Update O(log n): A point update follows a single root-to-leaf path, updating the aggregate at each level. The tree has O(log n) levels.

Space: The tree array uses O(n) space (specifically 4n slots). With lazy propagation, an additional O(n) lazy array is needed.

Comparison with alternatives: A Fenwick tree (Binary Indexed Tree) also achieves O(log n) per operation for prefix sums but is harder to extend to non-invertible operations like min/max. A segment tree is more versatile: it handles any associative merge function and supports lazy propagation for range updates.

Step 10

Key Takeaways

01

Divide and conquer on ranges. The segment tree recursively splits the array into halves. Each node owns a range [l, r] and stores the aggregate for that range. This divide-and-conquer structure is what enables O(log n) queries and updates.

02

Three cases in every query. When querying [ql, qr] at a node covering [l, r]: (1) no overlap → return identity, (2) total overlap → return node value, (3) partial overlap → recurse into both children and merge. Master this three-way check and you can implement any segment tree.

03

Lazy propagation defers work.
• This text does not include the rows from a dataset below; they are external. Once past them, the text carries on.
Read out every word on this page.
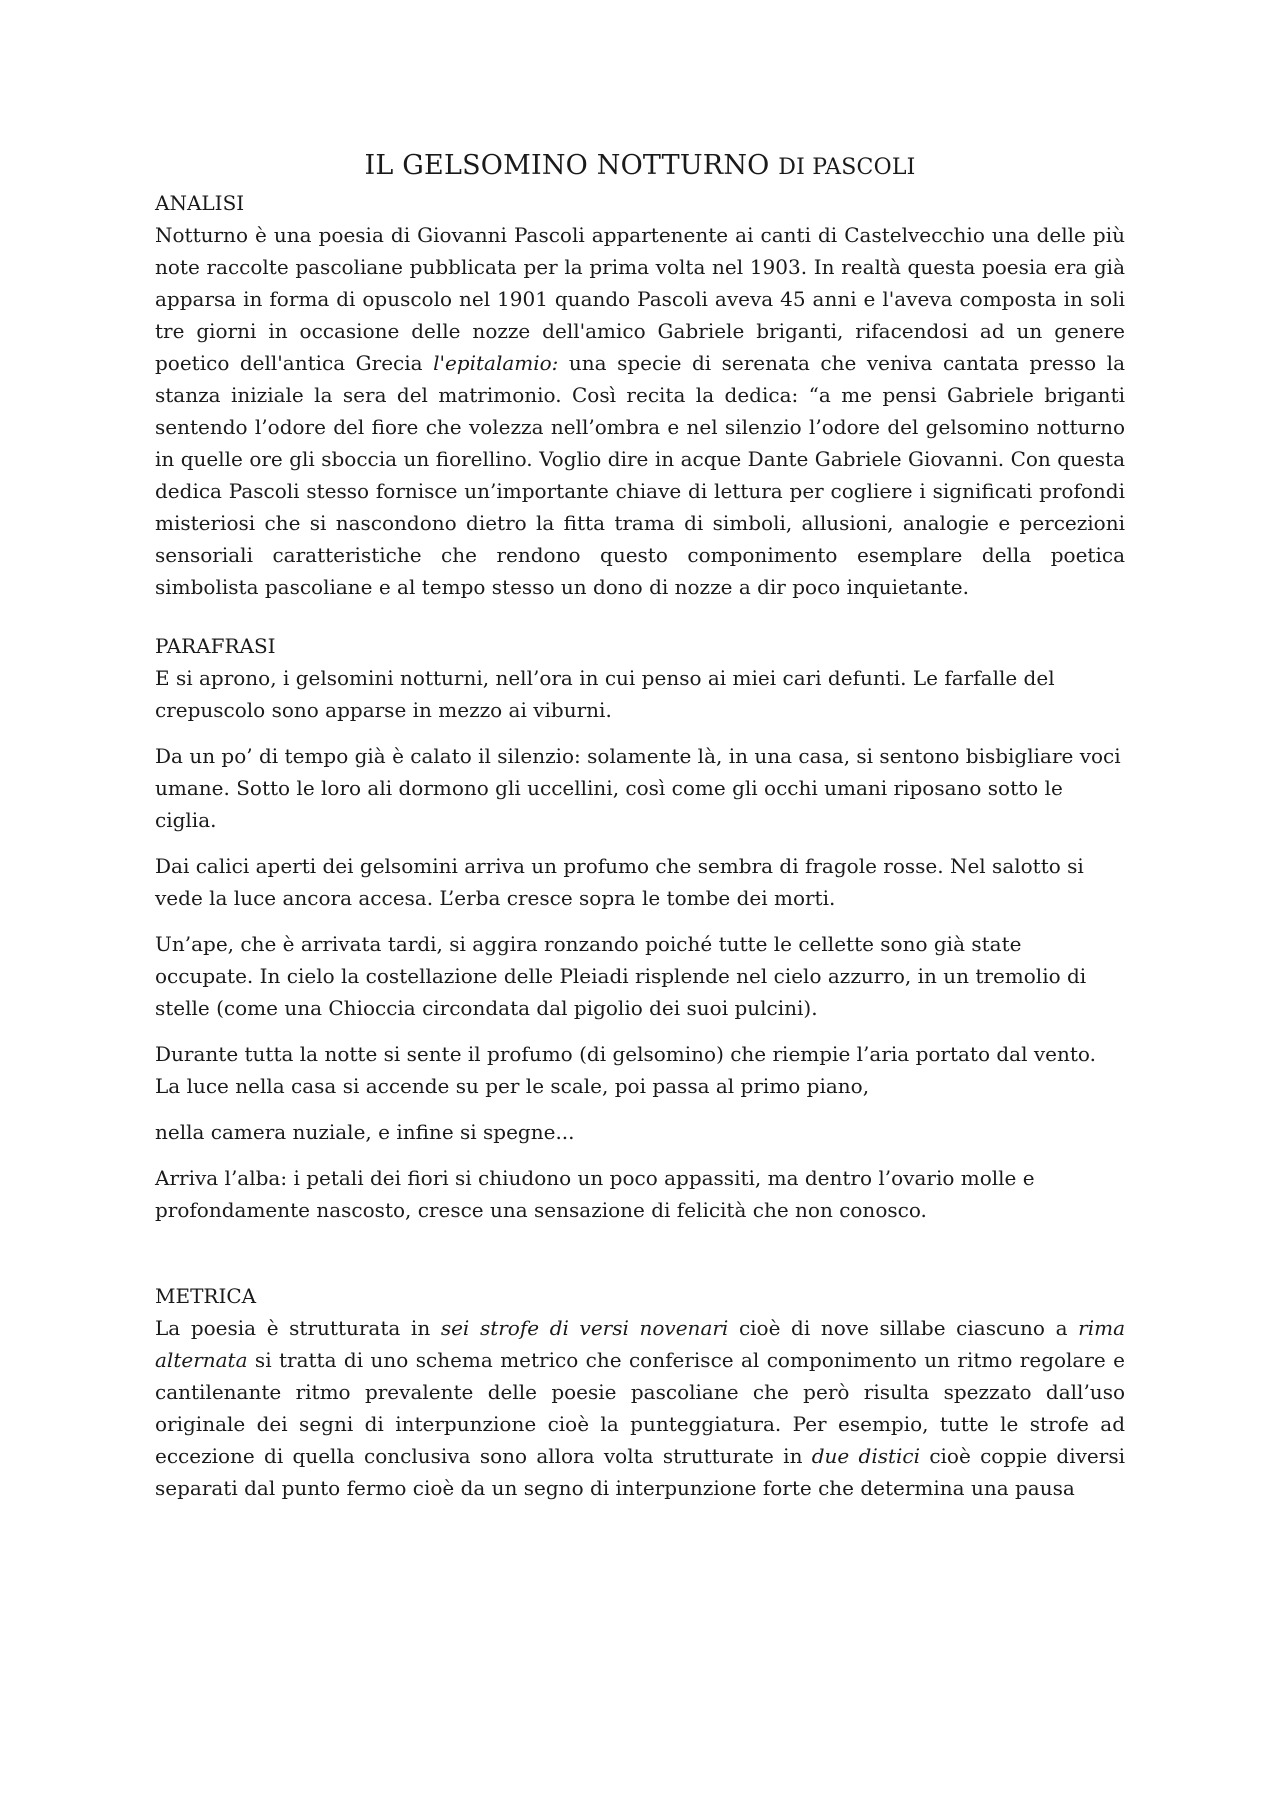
IL GELSOMINO NOTTURNO DI PASCOLI
ANALISI

Notturno è una poesia di Giovanni Pascoli appartenente ai canti di Castelvecchio una delle più note raccolte pascoliane pubblicata per la prima volta nel 1903. In realtà questa poesia era già apparsa in forma di opuscolo nel 1901 quando Pascoli aveva 45 anni e l'aveva composta in soli tre giorni in occasione delle nozze dell'amico Gabriele briganti, rifacendosi ad un genere poetico dell'antica Grecia l'epitalamio: una specie di serenata che veniva cantata presso la stanza iniziale la sera del matrimonio. Così recita la dedica: “a me pensi Gabriele briganti sentendo l’odore del fiore che volezza nell’ombra e nel silenzio l’odore del gelsomino notturno in quelle ore gli sboccia un fiorellino. Voglio dire in acque Dante Gabriele Giovanni. Con questa dedica Pascoli stesso fornisce un’importante chiave di lettura per cogliere i significati profondi misteriosi che si nascondono dietro la fitta trama di simboli, allusioni, analogie e percezioni sensoriali caratteristiche che rendono questo componimento esemplare della poetica simbolista pascoliane e al tempo stesso un dono di nozze a dir poco inquietante.

PARAFRASI

E si aprono, i gelsomini notturni, nell’ora in cui penso ai miei cari defunti. Le farfalle del crepuscolo sono apparse in mezzo ai viburni.

Da un po’ di tempo già è calato il silenzio: solamente là, in una casa, si sentono bisbigliare voci umane. Sotto le loro ali dormono gli uccellini, così come gli occhi umani riposano sotto le ciglia.

Dai calici aperti dei gelsomini arriva un profumo che sembra di fragole rosse. Nel salotto si vede la luce ancora accesa. L’erba cresce sopra le tombe dei morti.

Un’ape, che è arrivata tardi, si aggira ronzando poiché tutte le cellette sono già state occupate. In cielo la costellazione delle Pleiadi risplende nel cielo azzurro, in un tremolio di stelle (come una Chioccia circondata dal pigolio dei suoi pulcini).

Durante tutta la notte si sente il profumo (di gelsomino) che riempie l’aria portato dal vento. La luce nella casa si accende su per le scale, poi passa al primo piano,

nella camera nuziale, e infine si spegne...

Arriva l’alba: i petali dei fiori si chiudono un poco appassiti, ma dentro l’ovario molle e profondamente nascosto, cresce una sensazione di felicità che non conosco.

METRICA

La poesia è strutturata in sei strofe di versi novenari cioè di nove sillabe ciascuno a rima alternata si tratta di uno schema metrico che conferisce al componimento un ritmo regolare e cantilenante ritmo prevalente delle poesie pascoliane che però risulta spezzato dall’uso originale dei segni di interpunzione cioè la punteggiatura. Per esempio, tutte le strofe ad eccezione di quella conclusiva sono allora volta strutturate in due distici cioè coppie diversi separati dal punto fermo cioè da un segno di interpunzione forte che determina una pausa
For range updates, do not visit every leaf. Store a pending update at the highest node that fully covers the update range, and push it down only when needed. This keeps range updates at O(log n).

04

Works with any associative merge. Sum, min, max, GCD, bitwise OR, count of zeros, matrix products. As long as the merge operation is associative, the segment tree structure applies. Change the merge function and identity element to adapt.

05

Use 4n space for safety. The flat array representation uses indices 1 to ~4n. Children of node i are at 2i and 2i+1. This implicit representation avoids pointer overhead and is cache-friendly, making it fast in practice.